X-Message-Number: 16777
Date: Sun, 01 Jul 2001 10:20:10 -0700
From: Lee Corbin <>
Subject: Japanese Internment

Mike Perry writes

I had written

>>Military authorities estimated that perhaps as much as five
>>percent of the Japanese-American population would have welcomed
>>a Japanese invasion of the west coast.

I wish to apologize for an inaccuracy here.  I actually read
once that military authorities estimated that about *one-fifth*
of the Japanese-American population would have welcomed an
invasion.  In an earlier post, I described how it would be
only natural that this were so.  In addition to the disaffected
young men I described, we also know that people in any such 
situation are only too eager to help the invaders (just imagine
how a German sub-population of France would have reacted to
a German invasion of France).  Besides, it may be only prudent:
those Japanese-Americans who did not rush to support the invaders,
and aid them in every way, would be under suspicion themselves.

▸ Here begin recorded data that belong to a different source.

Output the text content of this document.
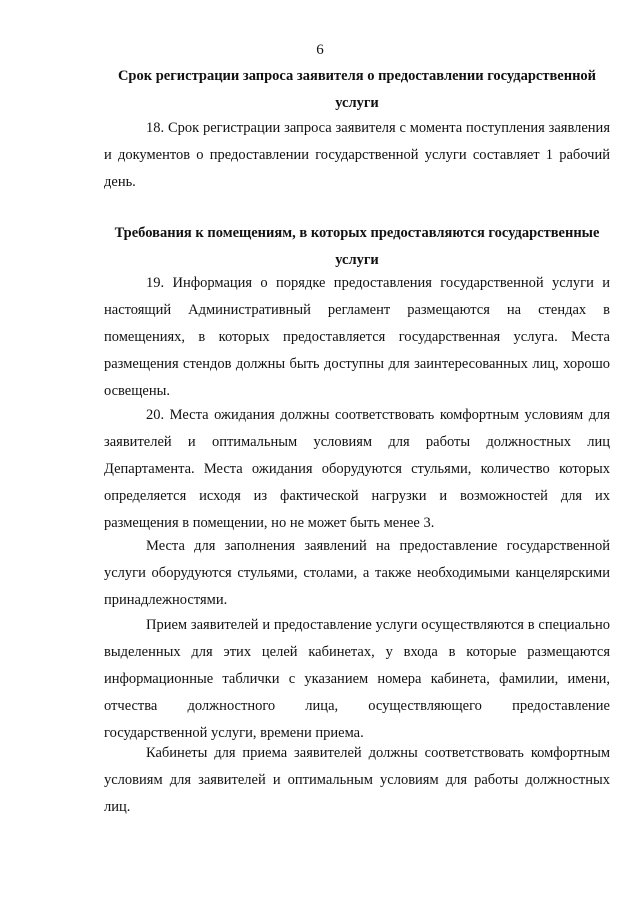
6
Срок регистрации запроса заявителя о предоставлении государственной услуги
18. Срок регистрации запроса заявителя с момента поступления заявления и документов о предоставлении государственной услуги составляет 1 рабочий день.
Требования к помещениям, в которых предоставляются государственные услуги
19. Информация о порядке предоставления государственной услуги и настоящий Административный регламент размещаются на стендах в помещениях, в которых предоставляется государственная услуга. Места размещения стендов должны быть доступны для заинтересованных лиц, хорошо освещены.
20. Места ожидания должны соответствовать комфортным условиям для заявителей и оптимальным условиям для работы должностных лиц Департамента. Места ожидания оборудуются стульями, количество которых определяется исходя из фактической нагрузки и возможностей для их размещения в помещении, но не может быть менее 3.
Места для заполнения заявлений на предоставление государственной услуги оборудуются стульями, столами, а также необходимыми канцелярскими принадлежностями.
Прием заявителей и предоставление услуги осуществляются в специально выделенных для этих целей кабинетах, у входа в которые размещаются информационные таблички с указанием номера кабинета, фамилии, имени, отчества должностного лица, осуществляющего предоставление государственной услуги, времени приема.
Кабинеты для приема заявителей должны соответствовать комфортным условиям для заявителей и оптимальным условиям для работы должностных лиц.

>I hadn't heard of the Black Dragon, but I have studied the 
>Japanese-American incarceration, and I strongly disagree with
>the  conclusion that it was "absolutely necessary."  Innocent
>people lost their property, not to be recovered,

Yes.  It has always been perfectly clear that the failure to
return their property was a disgrace.  But this needs to be
separated from the action of internment itself, for which there
was no alternative.  Even if God had waved a magic wand, and
the Japanese-American population had become inhumanly loyal to
the United States, the danger to them from the Anglos would have
warranted separation.

>in addition to undergoing a long detention without trial or due

There simply wouldn't have been time for it.  Besides, how could
you prove *which* one-fifth of the population would one day aid
the invading army?

>Hawaii had a much larger fraction of Japanese-Americans than did

>California at the time, yet it was unmolested while Californians
>were subjected to the infamous "relocation."

You're right; I can't explain that.

>Yet did a massive uprising start in Hawaii?

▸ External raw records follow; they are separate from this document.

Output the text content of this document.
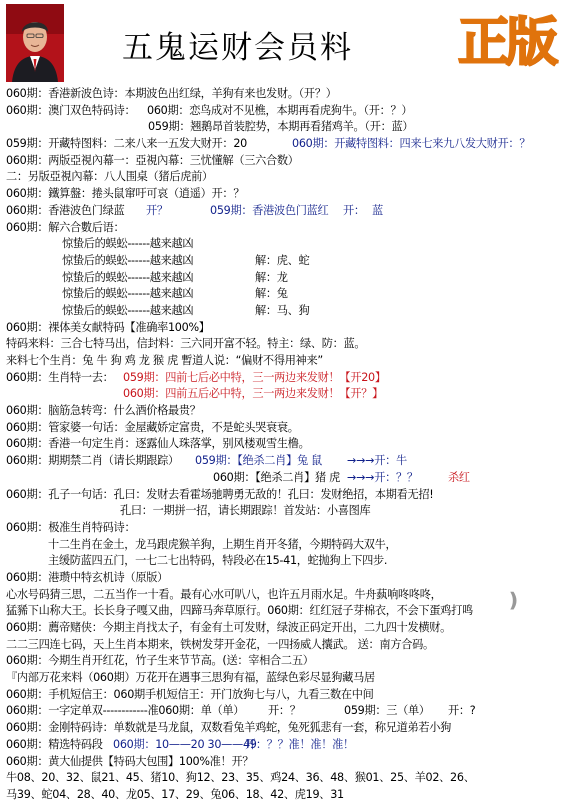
五鬼运财会员料 正版
060期：香港新波色诗：本期波色出红绿，羊狗有来也发财。（开？）
060期：澳门双色特码诗： 060期：恋鸟成对不见樵，本期再看虎狗牛。（开：？）
059期：翘鹅昂首装腔势，本期再看猪鸡羊。（开：蓝）
059期：开藏特图料：二来八来一五发大财开：20	060期：开藏特图料：四来七来九八发大财开：？
060期：两版亞視內幕一：亞視內幕：三忧懂解（三六合数）
二：另版亞視內幕：八人围桌（猪后虎前）
060期：鐵算盤：捲头鼠窜吁可哀（逍遥）开：？
060期：香港波色门绿蓝 开？	059期：香港波色门蓝红 开： 蓝
060期：解六合數后语：
惊蛰后的蜈蚣------越来越凶
惊蛰后的蜈蚣------越来越凶	解：虎、蛇
惊蛰后的蜈蚣------越来越凶	解：龙
惊蛰后的蜈蚣------越来越凶	解：兔
惊蛰后的蜈蚣------越来越凶	解：马、狗
060期：裸体美女献特码【准确率100%】
特码来料：三合七特马出，信封料：三六同开富不轻。特主：绿、防：蓝。
来料七个生肖：兔 牛 狗 鸡 龙 猴 虎 暫道人说：“偏财不得用神来”
060期：生肖特一去： 059期：四前七后必中特，三一两边来发财！【开20】
060期：四前五后必中特，三一两边来发财！【开？】
060期：脑筋急转弯：什么酒价格最贵？
060期：管家婆一句话：金屋藏娇定富贵，不是蛇头哭衰衰。
060期：香港一句定生肖：逐露仙人珠落掌，别风楼观雪生橹。
060期：期期禁二肖（请长期跟踪） 059期：【绝杀二肖】兔 鼠 →→→开：牛
060期：【绝杀二肖】猪 虎 →→→开：？？	杀红
060期：孔子一句话：孔曰：发财去看霍场驰聘勇无敌的！孔曰：发财绝招，本期看无招!
孔曰：一期拼一招，请长期跟踪！首发站：小喜图库
060期：极准生肖特码诗：
十二生肖在金土，龙马跟虎猴羊狗，上期生肖开冬猪，今期特码大双牛，
主缓防蓝四五门，一七二七出特码，特段必在15-41，蛇抛狗上下四步.
060期：港瓒中特玄机诗（原版）
心水号码猜三思，二五当作一十看。最有心水可叭八，也许五月雨水足。牛舟蓺响咚咚咚，
猛豨下山称大王。长长身子嘎又曲，四蹄马奔草原行。060期：红红冠子芽棉衣，不会下蛋鸡打鸣
060期：薦帝赌侠：今期主肖找太子，有金有土可发财，绿波正码定开出，二九四十发横财。
二二三四连七码，天上生肖本期来，铁树发芽开金花，一四扬威人攮武。 送：南方合码。
060期：今期生肖开红花，竹子生来节节高。(送：宰相合二五）
『内部万花来料（060期）万花开在遇事三思狗有福，蓝绿色彩尽显狗藏马居
060期：手机短信王：060期手机短信王：开门放狗七与八，九看三数在中间
060期：一字定单双------------准060期：单（单） 开：？	059期：三（单） 开：?
060期：金刚特码诗：单数就是马龙鼠，双数看兔羊鸡蛇，兔死狐悲有一套，称兄道弟若小狗
060期：精选特码段 060期：10——20 30——49
开：？？准！准！准！
060期：黄大仙提供【特码大包围】100%准！开？
牛08、20、32、鼠21、45、猪10、狗12、23、35、鸡24、36、48、猴01、25、羊02、26、
马39、蛇04、28、40、龙05、17、29、兔06、18、42、虎19、31
❫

Well, an invasion of the Hawaiian Islands never occurred, thanks
to an oversight by Admiral Yamamoto.

>The remark made about German-Americans not being similarly harassed
>(and not misbehaving as a consequence of being left alone; one could
>include Italian-Americans too) is also relevant.

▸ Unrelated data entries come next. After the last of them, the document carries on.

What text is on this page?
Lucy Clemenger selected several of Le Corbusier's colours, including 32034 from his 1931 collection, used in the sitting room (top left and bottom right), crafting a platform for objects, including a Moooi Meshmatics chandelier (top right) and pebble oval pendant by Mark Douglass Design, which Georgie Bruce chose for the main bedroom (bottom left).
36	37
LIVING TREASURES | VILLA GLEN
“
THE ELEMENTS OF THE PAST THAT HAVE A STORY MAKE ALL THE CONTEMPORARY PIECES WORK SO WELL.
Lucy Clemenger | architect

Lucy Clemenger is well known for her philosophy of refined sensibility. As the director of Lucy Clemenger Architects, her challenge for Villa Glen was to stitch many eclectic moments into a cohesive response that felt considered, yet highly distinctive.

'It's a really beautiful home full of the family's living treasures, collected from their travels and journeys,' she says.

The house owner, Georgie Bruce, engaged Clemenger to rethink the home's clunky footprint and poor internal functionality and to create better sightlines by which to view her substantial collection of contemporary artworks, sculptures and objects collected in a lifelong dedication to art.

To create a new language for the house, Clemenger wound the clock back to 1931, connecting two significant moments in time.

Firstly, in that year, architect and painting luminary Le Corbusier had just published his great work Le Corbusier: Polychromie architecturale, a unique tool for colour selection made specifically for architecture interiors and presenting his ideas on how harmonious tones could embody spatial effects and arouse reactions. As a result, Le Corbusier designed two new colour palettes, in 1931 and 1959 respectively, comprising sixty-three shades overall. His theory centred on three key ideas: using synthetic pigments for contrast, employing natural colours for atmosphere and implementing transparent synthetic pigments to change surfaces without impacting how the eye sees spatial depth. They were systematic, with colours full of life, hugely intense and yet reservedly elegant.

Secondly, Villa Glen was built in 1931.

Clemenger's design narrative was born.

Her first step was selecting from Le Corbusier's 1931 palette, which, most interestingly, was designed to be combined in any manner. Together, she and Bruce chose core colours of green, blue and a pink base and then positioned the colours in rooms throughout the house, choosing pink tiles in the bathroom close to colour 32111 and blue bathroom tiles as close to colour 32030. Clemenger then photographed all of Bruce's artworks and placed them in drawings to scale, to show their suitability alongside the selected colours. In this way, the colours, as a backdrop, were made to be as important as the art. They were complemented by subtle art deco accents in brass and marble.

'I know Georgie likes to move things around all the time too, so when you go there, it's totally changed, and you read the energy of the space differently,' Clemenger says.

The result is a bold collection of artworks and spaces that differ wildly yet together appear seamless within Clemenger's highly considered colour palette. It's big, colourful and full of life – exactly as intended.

For some reason, European immigrants assimilated to an amazing
degree.  The history of the times is replete with tales of
many of them quite eager to cast off any association with the
mother country.  Vast numbers (helped by racial similarity, no
doubt) had already intermarried.  The situation simply was not
comparable to the Japanese on the west coast.  Moreover, the 
likelihood of a German invasion was extremely remote.